Showers of fun for the future bride and groom

Laurie Snider
Notes from the Nest

Our oldest child, Curtis, met his fiancee, Sarah, while they were both students attending Queen’s University. Now, after several years of dating and living together for a few, they are set to marry in a little over three months. The fun thing about weddings, is all of the reasons for parties to celebrate the couple and their impending nuptials. The first of these were held this past weekend.

In the days of old, when a couple decided to marry, a bride’s hand came complete with a dowry. For any younger readers out there, a dowry was the money or goods that a bride’s father gave to her new husband and/or family, when the couple married. It’s an ancient custom that’s been practiced all over the world and in many parts of the world continues to this day.

A sizable dowry, increased a woman’s desirability and chances of being married off. It was a means of ensuring she’d be comfortable and properly taken care of in case her husband should pass away before her. Her dowry would be inherited by her own children. In the circumstances of divorce or abuse, the dowry was to be returned.
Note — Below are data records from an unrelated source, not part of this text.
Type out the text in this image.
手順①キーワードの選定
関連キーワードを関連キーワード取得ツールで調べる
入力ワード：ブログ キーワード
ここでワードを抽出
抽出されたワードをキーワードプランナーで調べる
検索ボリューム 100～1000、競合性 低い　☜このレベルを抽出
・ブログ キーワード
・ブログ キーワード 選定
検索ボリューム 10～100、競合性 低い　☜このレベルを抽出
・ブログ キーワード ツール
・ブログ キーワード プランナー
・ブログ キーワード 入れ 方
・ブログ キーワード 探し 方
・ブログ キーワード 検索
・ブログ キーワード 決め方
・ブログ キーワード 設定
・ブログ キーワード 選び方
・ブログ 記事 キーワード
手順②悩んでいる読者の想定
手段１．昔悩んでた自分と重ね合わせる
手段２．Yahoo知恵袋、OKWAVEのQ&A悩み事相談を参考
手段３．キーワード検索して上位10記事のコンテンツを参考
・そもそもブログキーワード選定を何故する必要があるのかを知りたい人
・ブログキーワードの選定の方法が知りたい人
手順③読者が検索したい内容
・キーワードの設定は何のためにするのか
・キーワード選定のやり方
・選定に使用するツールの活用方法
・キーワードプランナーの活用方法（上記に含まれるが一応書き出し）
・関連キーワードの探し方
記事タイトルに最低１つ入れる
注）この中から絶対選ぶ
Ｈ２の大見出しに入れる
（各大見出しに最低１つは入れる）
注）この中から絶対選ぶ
A dower could include such things as money, jewels, land, precious metals or even furniture. Being the father of many daughters could prove to be a costly adventure. Later, dowries evolved into bridal trousseau’s and then hope chests, where a bride would collect goods, as preparation for a future marriage.

In 16th Century Holland, as an alternative to a dowry, friends and families would provide small gifts to the bride, to help her begin married life. This was especially relevant if the bride’s father was too poor to provide a dowry, or if he was opposed to the match in the first place.

They tell an ancient folk tale of a well-to-do daughter, who falls for a miller’s son, instead of the wealthy pig farmer her father had chosen for her. Typical of the times, her father threatened to withdraw her dowry, if she proceeded with the union. Of course, her friends came to the rescue with gifts of their own when they learned of this. As is usual, in stories such as this, her hard-hearted father, so touched by their generous gesture, relented and consented to the marriage after all. Showering brides to be with gifts, has been customary since.

During the Victorian era, tea parties with cakes, pastries, tea and other sweets were served to celebrate. In North America, Bridal showers can be traced back to the 1890s, where ladies of the upper echelons of society, would throw them to celebrate, gossip, give gifts, share food and give advice to the bride. Gifts would be placed in small, paper parasols and showered over the bride, hopefully no toasters or cast-iron frying pans!

Bachelorettes, hen parties or stagettes, held for a woman before marrying, are less about gifts and directed more to letting loose and saying farewell to maiden days. Imbibing and telling stories of a more intimate nature, may be involved. For more reserved ladies, pampering parties involving spa treatments or cooking classes are also welcome alternatives.

As early as the 5th Century B.C, the Spartans, celebrated a groom’s last night as a single man, with dinner, drinking and toasts. Bachelor meant, “a young knight in training,” which was referred to in Chaucer’s The Canterbury Tales. In the 19th Century, bachelor parties were black-tie affairs, hosted by the groom’s father involving food, drink and toasts, similar to the Spartans.

In the 1980s, for some, things became more extravagant, involving destination parties, away for weekends, involving heavy drinking and scantily clad women.

Alternatively, “Jack and Jill” parties are frequently held for the bride and  groom by friends and families and often serve as fundraisers to give the couple a hand-up.

For Sarah’s gathering, we remained fairly traditional. An afternoon get-together, with a lovely group of women, to wish her well. Tasty food, punch and sweets were served, in a room decorated with blue and white pouffes and a fancy chair, especially adorned with ribbons and lace for the bride.

As is the usual custom at bridal showers, the bride and guests played several lively and amusing games, as ice-breakers and for good-natured entertainment. She was then showered with gifts, but we opted out of placing them in a parasol and dumping them on her.

A short way away, the groom-to-be and several gentlemen, had a wee get together of their own. I’m not privy to many details, but rumours abound, involving an oversized Rabbit suit and some paintball guns.

Most importantly, a husband and wife to be were celebrated and loved by family and friends, as we all look forward to their upcoming wedding.